Get some paid-for information notices in the national newspapers – yes, print is declining, but the media often reports online based on its print content. The papers were awash with comment: some paid-for space might have evened things up, and it’s not like Sony are short of cash.
Get some statements out, pronto – to the mainstream media and to the high profile tech blogs and websites. Give interviews. For the love of God, say something.
Go on the attack – have a spokesman with a face and a name, and bring into question the actions of the hackers. Following a number of fairly pompous statements by Lizard Squad about people spending time with their families on Christmas Day, public sympathy wasn’t entirely in their court. Sony could have increased empathy and understanding by explaining their position more clearly.
Have a plan – Sony has been hacked and had their service compromised repeatedly. They should be old hands at rolling out the crisis PR plan by now. Clearly they are not.

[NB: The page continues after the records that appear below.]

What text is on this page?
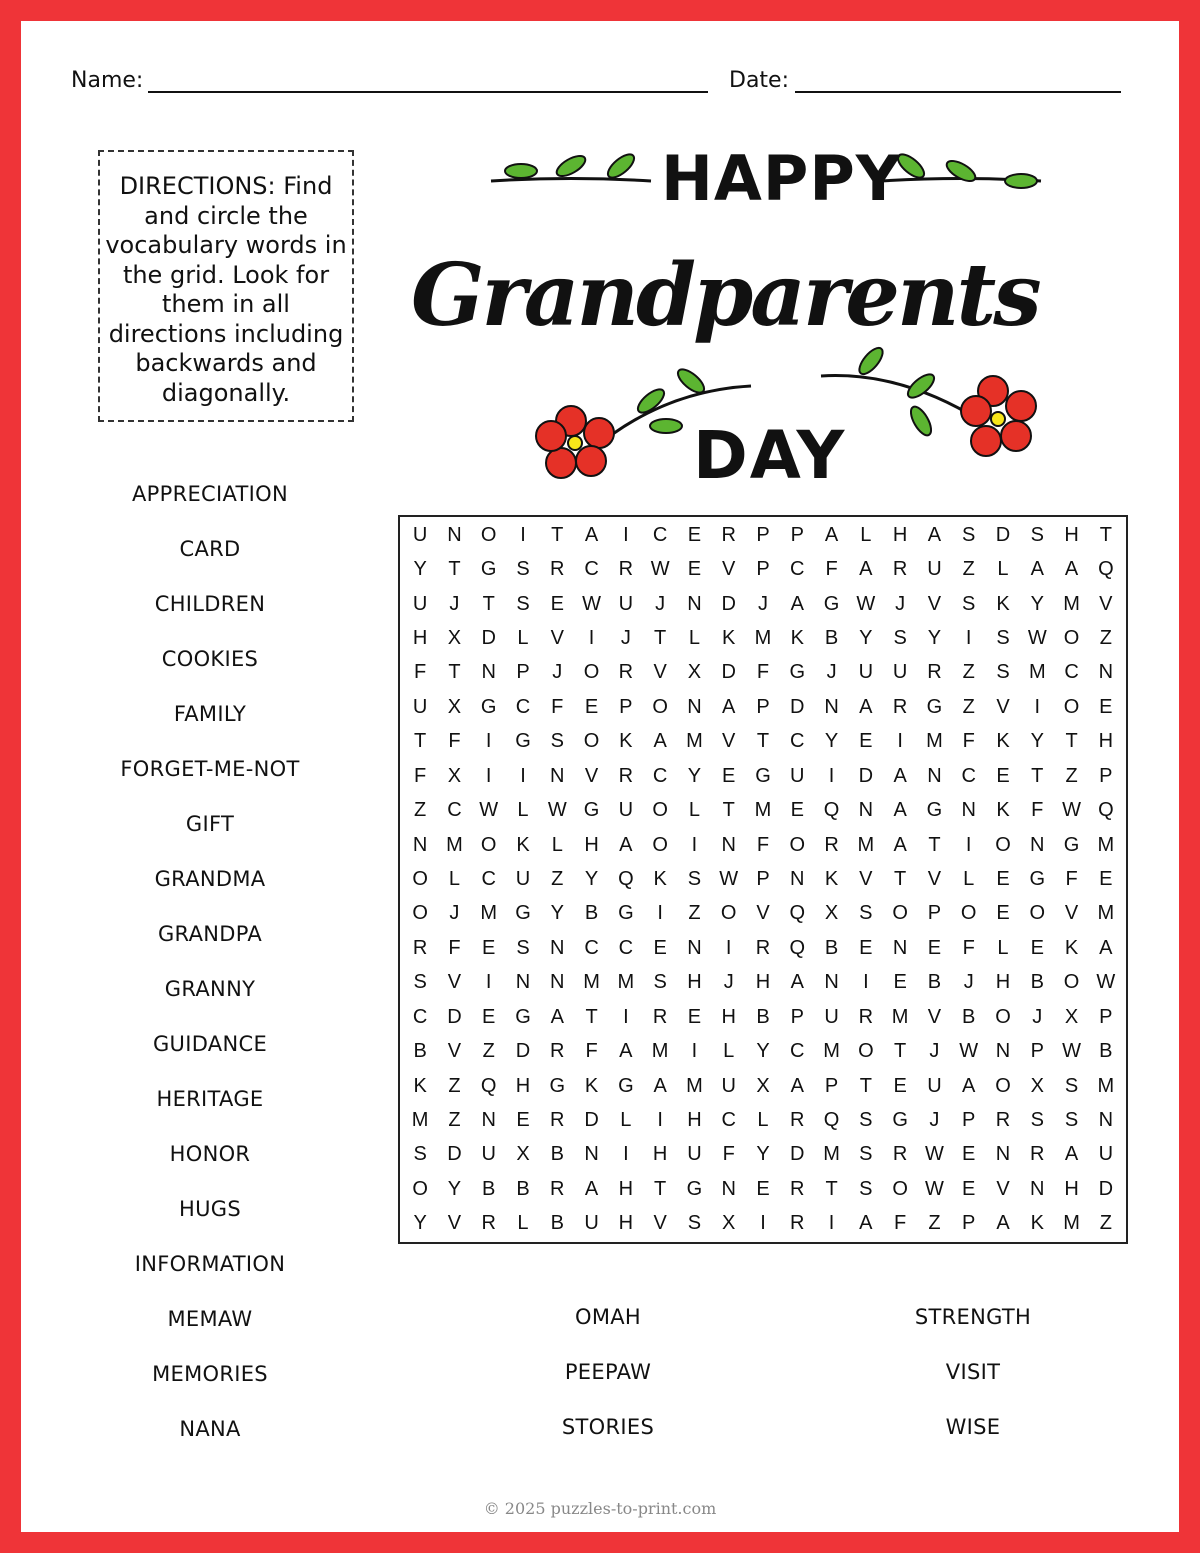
Name:	Date:
DIRECTIONS: Find and circle the vocabulary words in the grid. Look for them in all directions including backwards and diagonally.
HAPPY
Grandparents
DAY
APPRECIATION
CARD
CHILDREN
COOKIES
FAMILY
FORGET-ME-NOT
GIFT
GRANDMA
GRANDPA
GRANNY
GUIDANCE
HERITAGE
HONOR
HUGS
INFORMATION
MEMAW
MEMORIES
NANA
OMAH
PEEPAW
STORIES
STRENGTH
VISIT
WISE
U N O	I	T	A	I	C	E	R	P	P	A	L	H	A	S	D	S	H	T
Y	T	G S	R C R W E	V	P	C	F	A	R U	Z	L	A	A Q
U	J	T	S	E W U	J	N D	J	A G W J	V	S	K	Y M V
H	X	D	L	V	I	J	T	L	K M K	B	Y	S	Y	I	S W O	Z
F	T	N	P	J	O R	V	X	D	F	G	J	U U R	Z	S M C N
U	X G C	F	E	P O N	A	P	D N	A	R G	Z	V	I	O E
T	F	I	G S O K	A M V	T	C	Y	E	I	M F	K	Y	T	H
F	X	I	I	N	V	R C	Y	E G U	I	D	A	N C	E	T	Z	P
Z	C W L W G U O	L	T M E Q N	A G N	K	F W Q
N M O K	L	H	A O	I	N	F	O R M A	T	I	O N G M
O	L	C U	Z	Y Q K	S W P	N	K	V	T	V	L	E G	F	E
O	J	M G Y	B G	I	Z	O V Q X	S O P O E O V M
R	F	E	S	N C C	E	N	I	R Q B	E	N	E	F	L	E	K	A
S	V	I	N N M M S	H	J	H	A	N	I	E	B	J	H	B O W
C D	E G A	T	I	R	E	H	B	P	U R M V	B O	J	X	P
B	V	Z	D R	F	A M	I	L	Y	C M O	T	J W N	P W B
K	Z	Q H G K G A M U	X	A	P	T	E	U	A O X	S M
M Z	N	E	R D	L	I	H C	L	R Q S G	J	P	R	S	S	N
S	D U	X	B	N	I	H U	F	Y	D M S	R W E	N R	A	U
O Y	B	B	R	A	H	T	G N	E	R	T	S O W E	V	N H D
Y	V	R	L	B	U H	V	S	X	I	R	I	A	F	Z	P	A	K M Z
© 2025 puzzles-to-print.com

In short, it is staggering that a global corporation like Sony is this bad at communications. Yes, its customers are loyal and have invested time, money and passion in their products. But repeated security problems, massively compounded by a failure to communicate effectively, will chip away at its market share and Microsoft aren’t far behind. If Sony wants to recruit a new PR team it could do far worse than look to the UK public sector who regularly face the challenge of crisis communications effectively, promptly and with commitment.
Okay, sermon over: time to get back watching aliens take over the moon on Playstation’s Destiny game with my usual air of bewilderment.
Julie Waddicor is senior campaigns officer at Staffordshire County Council.